I clienti sono tutti uguali?

Da un pò di tempo, vanno di moda questi corsi di tecnica di vendita.

Premesso che aggiornarsi è sempre importante, lo fanno tutte le categorie lavorative , dai medici agli insegnanti per non parlare di chi lavora nelle grandi aziende, ogni volta che leggo libri sull'argomento mi faccio la stessa domanda, ma i clienti sono tutti uguali e si possono catalogare?

A mio modesto parere, ogni settore di vendita, rappresenta un mondo a se, se no non ci sarebbe bisogno di specializzazioni per vendere alcuni prodotti, ma chi è abituato a vendere alimentari domani potrebbe vendere bulloni e viceversa.

Riguardo ai clienti poi, dire che sono tutti uguali e come dire che per corteggiare una donna si può usare un solo metodo, mentre tutti noi maschietti sappiamo che ogni fanciulla ha una sua sensibilità, come ogni uomo ha un diverso metro di attrazione nel confronto del gentil sesso.

Secondo me la vendita ha si dei canoni, ma poi vive di impulsi ed emozioni che scaturiscono da un "contatto a pelle" tra acquirente e venditore.

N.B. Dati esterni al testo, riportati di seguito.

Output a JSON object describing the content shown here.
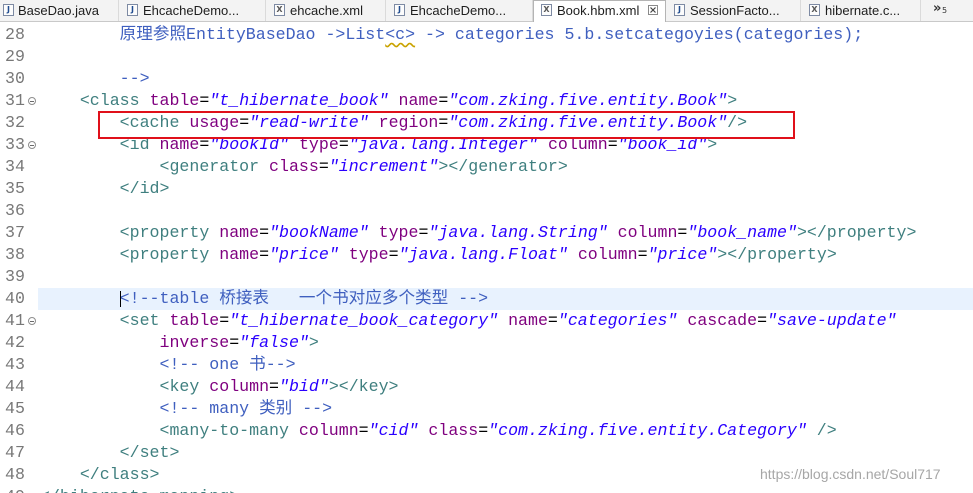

Riguardo alle categorie poi, bisogna distinguere quando uno acquista per un proprio bisogno personale e quando lo fa per puro interesse professionale.

In un vecchio film con Vittorio De Sica e Alberto Sordi, "il Conte Max", De Sica spiegava a Sordi, perchè i croupier dei casinò sono sempre distaccati nei confronti dei soldi puntati, "perché non sono i loro".

Ecco anche nella vendita secondo me, l'atteggiamento di un acquirente per esempio ristoratore, nell'acquistare una auto per se o per il figlio o un prodotto per il suo ristorante è diverso.

Nel primo è più forte la componente emotiva che lo porta ad avere il meglio rapportandolo alle sue disponibilità, nel secondo caso è più importante la componente razionale che si basa sulla vendibilità del prodotto, sul servizio offerto dal fornitore e sulla redditività di esso.

Sicuramente chi scriverà o seguirà questi corsi non sarà d'accordo con il mio pensiero, per questo motivo sono in attesa di risposte in merito.